This got me thinking about what language I'd use. In the last 15 years, I've written pretty much everything in Perl. I really like Perl. However, there are many things that annoy me about Perl. Many of these things are solved in Perl 6 and/or Moose. But Perl 6 isn't ready and never will be, and Moose.... well lets just say that I like Perl!
Also if I'm hiring programmer(s) maybe Perl isn't the best language. This project will be used for 10 (read 20) years to come, by a diverse bunch of not very bright users. So what else would I want to program in? Erlang is dead cool, but not for common mortals.

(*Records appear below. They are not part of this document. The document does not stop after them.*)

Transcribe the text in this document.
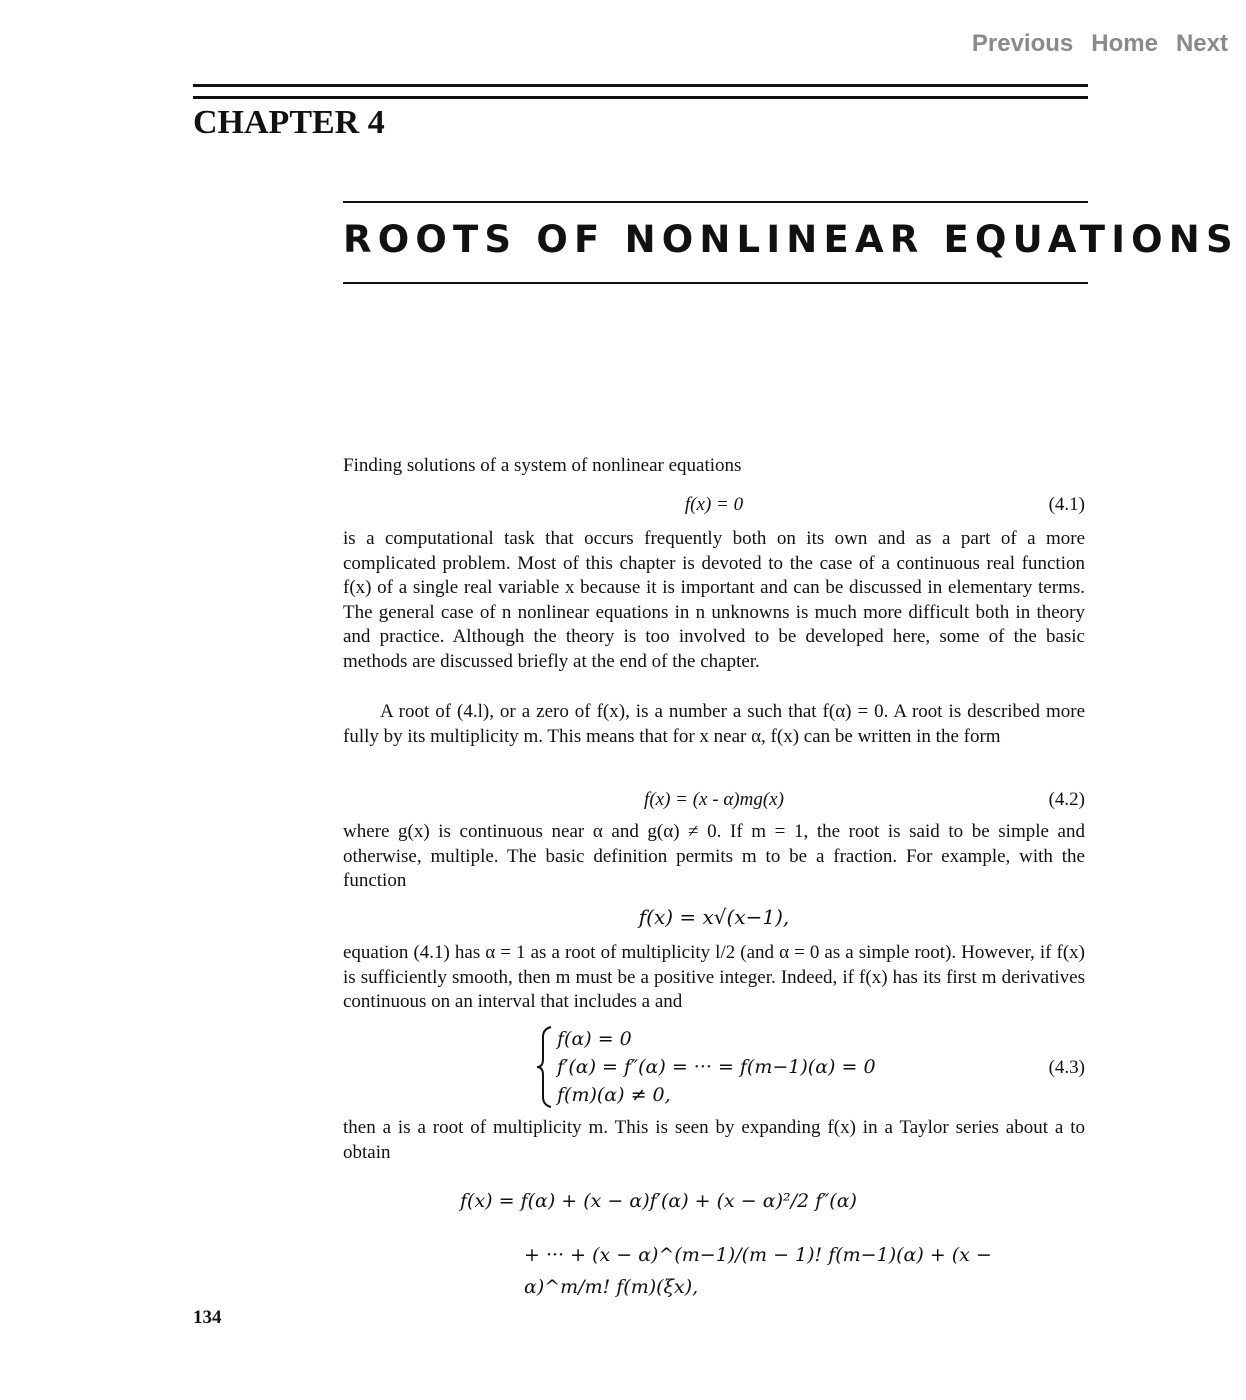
Previous Home Next
CHAPTER 4
ROOTS OF NONLINEAR EQUATIONS

Finding solutions of a system of nonlinear equations

f(x) = 0	(4.1)

is a computational task that occurs frequently both on its own and as a part of a more complicated problem. Most of this chapter is devoted to the case of a continuous real function f(x) of a single real variable x because it is important and can be discussed in elementary terms. The general case of n nonlinear equations in n unknowns is much more difficult both in theory and practice. Although the theory is too involved to be developed here, some of the basic methods are discussed briefly at the end of the chapter.

A root of (4.l), or a zero of f(x), is a number a such that f(α) = 0. A root is described more fully by its multiplicity m. This means that for x near α, f(x) can be written in the form

f(x) = (x - α)mg(x)	(4.2)

where g(x) is continuous near α and g(α) ≠ 0. If m = 1, the root is said to be simple and otherwise, multiple. The basic definition permits m to be a fraction. For example, with the function

f(x) = x√(x−1),

equation (4.1) has α = 1 as a root of multiplicity l/2 (and α = 0 as a simple root). However, if f(x) is sufficiently smooth, then m must be a positive integer. Indeed, if f(x) has its first m derivatives continuous on an interval that includes a and

f(α) = 0
f′(α) = f″(α) = ··· = f(m−1)(α) = 0
f(m)(α) ≠ 0,
(4.3)

then a is a root of multiplicity m. This is seen by expanding f(x) in a Taylor series about a to obtain

f(x) = f(α) + (x − α)f′(α) + (x − α)²/2 f″(α)
+ ··· + (x − α)^(m−1)/(m − 1)! f(m−1)(α) + (x − α)^m/m! f(m)(ξx),
134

I'll ignore Java as a bad joke, C++ or C wouldn't do for something of this complexity. Ruby, Python? I'd just as soon use Perl.
So how about Javascript?
Javascript is really my new favorite language. Remove the frustration of dealing with JS in MSIE, which is really the problem of MSIE's DOM implementation, and JS is a really nice language, with associative arrays, regexes, objects, inheritance, functions as data, closures, etc. It lacks low-level data manipulation like Perl's
pack/unpack
, and it has some silly legacy features.What's more, if all validation is already written in JS, you can then do client-side and server-side validation of input for free.
So how is JavaScript on the server done? Turns out there are many ways.

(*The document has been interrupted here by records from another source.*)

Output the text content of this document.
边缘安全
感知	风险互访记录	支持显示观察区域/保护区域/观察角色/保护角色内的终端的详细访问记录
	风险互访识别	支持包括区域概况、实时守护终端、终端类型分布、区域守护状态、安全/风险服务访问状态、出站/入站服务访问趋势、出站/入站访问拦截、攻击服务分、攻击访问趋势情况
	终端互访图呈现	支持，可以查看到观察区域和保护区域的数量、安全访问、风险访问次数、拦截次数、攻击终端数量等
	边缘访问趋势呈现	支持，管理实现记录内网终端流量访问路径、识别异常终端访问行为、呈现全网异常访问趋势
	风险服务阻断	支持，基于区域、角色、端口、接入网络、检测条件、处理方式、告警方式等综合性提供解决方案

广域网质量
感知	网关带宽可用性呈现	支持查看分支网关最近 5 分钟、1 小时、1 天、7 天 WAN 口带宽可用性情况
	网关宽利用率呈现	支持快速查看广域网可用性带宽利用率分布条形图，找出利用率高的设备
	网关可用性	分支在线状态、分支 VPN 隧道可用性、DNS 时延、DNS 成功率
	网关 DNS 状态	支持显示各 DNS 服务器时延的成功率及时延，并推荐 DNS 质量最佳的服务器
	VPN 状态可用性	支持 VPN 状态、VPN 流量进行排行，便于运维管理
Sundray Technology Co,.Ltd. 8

yum --enablerepo=rpmforge install js
will install SpiderMonkey, and I guess you could use #!/usr/bin/js
in a CGI. But in 2010, you don't want to be implementing a framework from scratch, including things like MySQL access.Jaxer is very very cool looking. It hugely shrinks the distance between the client and the server, as it were. The browsers' DOM is accessible from the server. Which is a very very cool idea that I've used in the past.

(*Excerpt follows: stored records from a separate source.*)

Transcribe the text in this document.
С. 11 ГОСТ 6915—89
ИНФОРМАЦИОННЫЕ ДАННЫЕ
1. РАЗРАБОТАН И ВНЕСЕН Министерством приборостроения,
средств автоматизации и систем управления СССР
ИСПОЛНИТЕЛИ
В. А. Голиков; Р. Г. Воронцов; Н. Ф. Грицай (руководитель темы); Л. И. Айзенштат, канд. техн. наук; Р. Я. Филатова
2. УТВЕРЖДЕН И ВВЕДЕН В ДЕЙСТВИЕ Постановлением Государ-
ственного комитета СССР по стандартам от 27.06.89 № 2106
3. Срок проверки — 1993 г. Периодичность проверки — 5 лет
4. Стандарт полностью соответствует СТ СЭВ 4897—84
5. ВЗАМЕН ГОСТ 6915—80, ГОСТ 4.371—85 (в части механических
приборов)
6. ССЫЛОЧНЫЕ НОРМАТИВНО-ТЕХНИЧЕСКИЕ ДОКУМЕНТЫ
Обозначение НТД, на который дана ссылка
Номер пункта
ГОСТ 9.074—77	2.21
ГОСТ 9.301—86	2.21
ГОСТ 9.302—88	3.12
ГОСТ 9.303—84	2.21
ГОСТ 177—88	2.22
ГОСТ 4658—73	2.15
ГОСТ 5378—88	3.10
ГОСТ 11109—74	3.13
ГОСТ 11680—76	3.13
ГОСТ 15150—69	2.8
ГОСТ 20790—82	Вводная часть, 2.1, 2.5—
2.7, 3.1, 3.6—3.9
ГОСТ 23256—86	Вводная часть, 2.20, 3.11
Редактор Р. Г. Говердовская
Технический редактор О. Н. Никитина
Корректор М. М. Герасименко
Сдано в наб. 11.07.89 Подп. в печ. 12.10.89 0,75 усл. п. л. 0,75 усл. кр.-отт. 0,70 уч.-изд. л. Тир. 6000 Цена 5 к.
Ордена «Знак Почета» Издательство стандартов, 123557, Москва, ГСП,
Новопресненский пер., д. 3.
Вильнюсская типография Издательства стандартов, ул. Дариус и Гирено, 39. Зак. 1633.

Jaxer goes one further too: the border between browser and server can be blurry when you use the
runat="proxy-server"
feature. It 'simply' turns a function call in the browser into a synchronous XMLHttpRequest which calls the function on the server. How cool is that? I'm going to have to implement something like this for POE::XUL.One drawback of Jaxer is that it seems to need Aptana to compile. Having source code isn't very useful if you can't patch and rebuild it. Especially if you want to create an RPM. Or even do some heavy lifting in C++, and pipe-fitting in JavaScript. Another drawback is that Jaxer is dependent on Aptana to survive. Will Aptana be around in another 5 years?
The Apache foundation has been around for years and isn't going anywhere. They have bsf, which allows one to embed JS in a JavaBean, which brings us back to Java. On the one hand: Java! RUN AWAY! On the other hand: hiring Java programmers should be easy. And doing any heavy lifting in Java, then doing the high-level gluing in JavaScript might be OK.
Mind you, this is all speculation; we are still a year or more away from knowing if we get the contract.